Nouveau plan d’action
Vu la forte recrudescence des attaques, le gouvernement a également mis en place un nouveau plan d’action pour 2023. Il implique notamment le versement d’une indemnisation forfaitaire de 600 fr. aux éleveurs, en cas d’attaque « pour compenser les frais de traitement du sinistre ». Un montant auquel s’ajouteront les indemnités calculées sur la valeur du bétail.
L’année dernière, 97’000 fr. ont été versés suite à des prédations (66'000 fr. en 2021).
L'Etat de Vaud souhaite aussi étendre l'engagement de civilistes pour aider les agriculteurs. Ils pourront être appelés dans des exploitations avec bovins, alors qu'ils n'officiaient jusqu'ici que dans les fermes avec moutons et chèvres.
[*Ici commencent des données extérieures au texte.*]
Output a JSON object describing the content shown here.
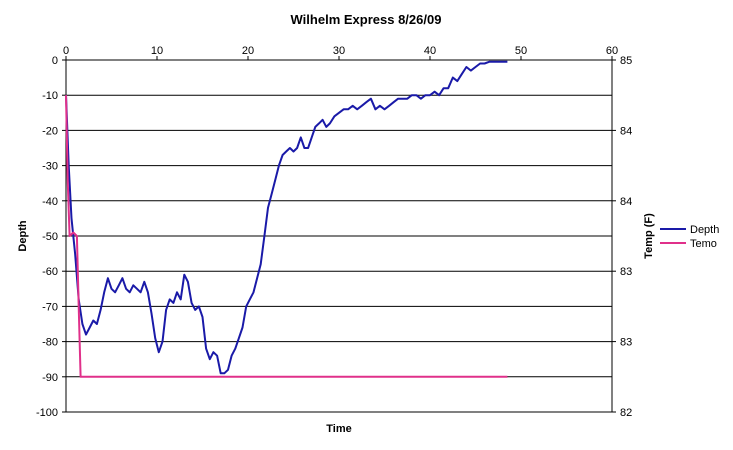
{
  "chart_data": {
    "type": "line",
    "title": "Wilhelm Express 8/26/09",
    "xlabel": "Time",
    "ylabel": "Depth",
    "y2label": "Temp (F)",
    "xlim": [
      0,
      60
    ],
    "ylim": [
      -100,
      0
    ],
    "y2lim": [
      82,
      85
    ],
    "x_ticks": [
      0,
      10,
      20,
      30,
      40,
      50,
      60
    ],
    "y_ticks": [
      0,
      -10,
      -20,
      -30,
      -40,
      -50,
      -60,
      -70,
      -80,
      -90,
      -100
    ],
    "y2_tick_labels": [
      "85",
      "84",
      "84",
      "83",
      "83",
      "82"
    ],
    "grid": "horizontal",
    "legend": "right",
    "series": [
      {
        "name": "Depth",
        "axis": "left",
        "color": "#1a1aa8",
        "x": [
          0,
          0.3,
          0.6,
          1.0,
          1.4,
          1.8,
          2.2,
          2.6,
          3.0,
          3.4,
          3.8,
          4.2,
          4.6,
          5.0,
          5.4,
          5.8,
          6.2,
          6.6,
          7.0,
          7.4,
          7.8,
          8.2,
          8.6,
          9.0,
          9.4,
          9.8,
          10.2,
          10.6,
          11.0,
          11.4,
          11.8,
          12.2,
          12.6,
          13.0,
          13.4,
          13.8,
          14.2,
          14.6,
          15.0,
          15.4,
          15.8,
          16.2,
          16.6,
          17.0,
          17.4,
          17.8,
          18.2,
          18.6,
          19.0,
          19.4,
          19.8,
          20.2,
          20.6,
          21.0,
          21.4,
          21.8,
          22.2,
          22.6,
          23.0,
          23.4,
          23.8,
          24.2,
          24.6,
          25.0,
          25.4,
          25.8,
          26.2,
          26.6,
          27.0,
          27.4,
          27.8,
          28.2,
          28.6,
          29.0,
          29.5,
          30.0,
          30.5,
          31.0,
          31.5,
          32.0,
          32.5,
          33.0,
          33.5,
          34.0,
          34.5,
          35.0,
          35.5,
          36.0,
          36.5,
          37.0,
          37.5,
          38.0,
          38.5,
          39.0,
          39.5,
          40.0,
          40.5,
          41.0,
          41.5,
          42.0,
          42.5,
          43.0,
          43.5,
          44.0,
          44.5,
          45.0,
          45.5,
          46.0,
          46.5,
          47.0,
          47.5,
          48.0,
          48.5
        ],
        "y": [
          -10,
          -30,
          -45,
          -55,
          -68,
          -75,
          -78,
          -76,
          -74,
          -75,
          -71,
          -66,
          -62,
          -65,
          -66,
          -64,
          -62,
          -65,
          -66,
          -64,
          -65,
          -66,
          -63,
          -66,
          -72,
          -79,
          -83,
          -80,
          -71,
          -68,
          -69,
          -66,
          -68,
          -61,
          -63,
          -69,
          -71,
          -70,
          -73,
          -82,
          -85,
          -83,
          -84,
          -89,
          -89,
          -88,
          -84,
          -82,
          -79,
          -76,
          -70,
          -68,
          -66,
          -62,
          -58,
          -50,
          -42,
          -38,
          -34,
          -30,
          -27,
          -26,
          -25,
          -26,
          -25,
          -22,
          -25,
          -25,
          -22,
          -19,
          -18,
          -17,
          -19,
          -18,
          -16,
          -15,
          -14,
          -14,
          -13,
          -14,
          -13,
          -12,
          -11,
          -14,
          -13,
          -14,
          -13,
          -12,
          -11,
          -11,
          -11,
          -10,
          -10,
          -11,
          -10,
          -10,
          -9,
          -10,
          -8,
          -8,
          -5,
          -6,
          -4,
          -2,
          -3,
          -2,
          -1,
          -1,
          -0.5,
          -0.5,
          -0.5,
          -0.5,
          -0.5
        ]
      },
      {
        "name": "Temo",
        "axis": "left",
        "color": "#e0308a",
        "x": [
          0,
          0.2,
          0.4,
          0.8,
          1.2,
          1.4,
          1.6,
          2.0,
          10,
          20,
          30,
          40,
          48.5
        ],
        "y": [
          -10,
          -35,
          -50,
          -49,
          -50,
          -70,
          -90,
          -90,
          -90,
          -90,
          -90,
          -90,
          -90
        ]
      }
    ]
  }
}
Quant au monitoring, il a été étendu, avec pour objectif d’anticiper installation éventuelle d’un nouveau couple, voire d'une meute.
Régulation indispensable
L'Etat de Vaud estime par ailleurs "incontournable" un renforcement du corps de police faune-nature. Deux postes supplémentaires seront créés pour mieux assurer la gestion du loup mais aussi pour permettre, le cas échéant, "une mise en oeuvre rapide des décisions de tir".
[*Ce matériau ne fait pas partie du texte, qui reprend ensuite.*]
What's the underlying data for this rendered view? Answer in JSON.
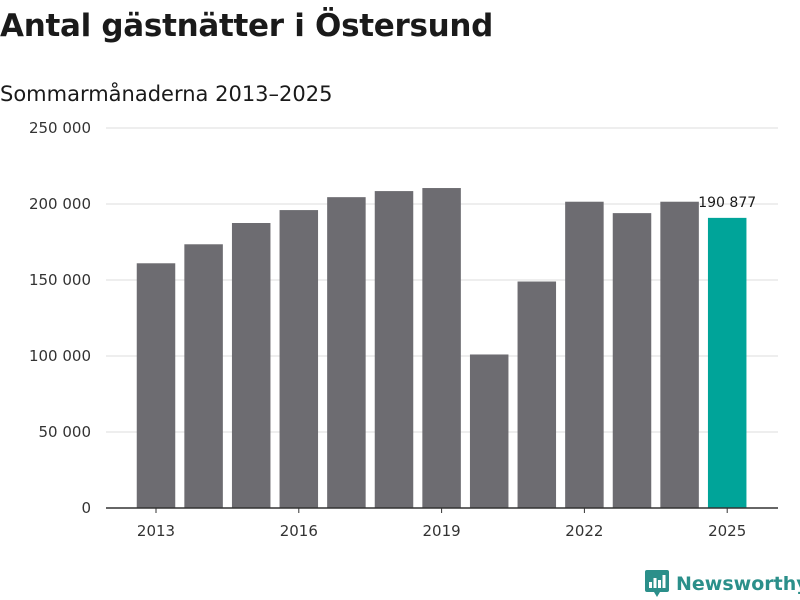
{
  "header": {
    "title": "Antal gästnätter i Östersund",
    "subtitle": "Sommarmånaderna 2013–2025"
  },
  "brand": {
    "name": "Newsworthy",
    "icon": "newsworthy-logo-icon",
    "color": "#2b8f8a"
  },
  "colors": {
    "bar": "#6d6c71",
    "highlight": "#00a499",
    "grid": "#dddddd",
    "axis": "#333333"
  },
  "chart_data": {
    "type": "bar",
    "title": "Antal gästnätter i Östersund",
    "subtitle": "Sommarmånaderna 2013–2025",
    "categories": [
      "2013",
      "2014",
      "2015",
      "2016",
      "2017",
      "2018",
      "2019",
      "2020",
      "2021",
      "2022",
      "2023",
      "2024",
      "2025"
    ],
    "values": [
      161000,
      173500,
      187500,
      196000,
      204500,
      208500,
      210500,
      101000,
      149000,
      201500,
      194000,
      201500,
      190877
    ],
    "highlight_index": 12,
    "data_labels": [
      {
        "index": 12,
        "text": "190 877"
      }
    ],
    "x_tick_labels": [
      "2013",
      "2016",
      "2019",
      "2022",
      "2025"
    ],
    "y_ticks": [
      0,
      50000,
      100000,
      150000,
      200000,
      250000
    ],
    "y_tick_labels": [
      "0",
      "50 000",
      "100 000",
      "150 000",
      "200 000",
      "250 000"
    ],
    "ylim": [
      0,
      250000
    ],
    "grid": true,
    "legend": "none"
  }
}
Car la prévention s’ajoute la régulation. En 2022, quatre tirs ont été effectués. L’un s’est soldé par une erreur. Le mâle alpha de la meute du Marchairuz, a été tué à la place d’un jeune mâle.
Ce mauvais tir a exacerbé, une nouvelle fois, les tensions entre les défenseurs du loup, opposés à tout abattage, et ceux qui sont pour. Cependant, il est désormais majoritairement admis, y compris par les grandes organisations telles que Pro Natura, BirdLife Suisse, WWF Suisse ou le Groupe Loup Suisse, que la cohabitation entre le monde agricole, l’élevage et le loup, doit passer par la régulation.
Régulation facilitée
Vu la croissance exponentielle du loup, qui est passé, en Suisse, d’une trentaine d’individus en 2016 à environ 250, le Conseil fédéral a adopté début juin une révision partielle de l'ordonnance sur la chasse. Elle est entrée en vigueur le 1er juillet et facilite l’abattage des loups.
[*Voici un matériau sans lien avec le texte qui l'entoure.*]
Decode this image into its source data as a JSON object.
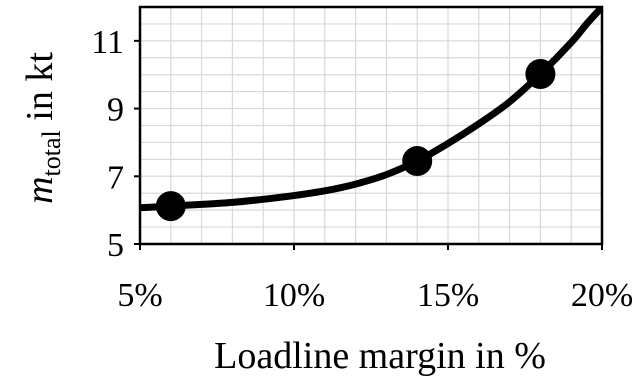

Le seuil de dommages a été abaissé: dans les régions où des loups isolés ont déjà provoqué des dégâts, un animal pourra être abattu lorsqu'il a tué six animaux de rente en quatre mois, contre dix actuellement. Dans les régions abritant des meutes, le seuil est désormais fixé à huit animaux tués. Pour les vaches, chevaux ou alpagas, le seuil autorisant un tir est abaissé à un seul animal tué contre deux jusqu'à présent.
La loi s’assouplira une nouvelle fois à la fin de l’année, avec des mesures préventives. Elles permettront aux cantons d’établir des quotas de loups à tirer chaque année. Il sera possible de les abattre, notamment les plus jeunes, sans qu’ils n’aient commis d’attaques au préalable.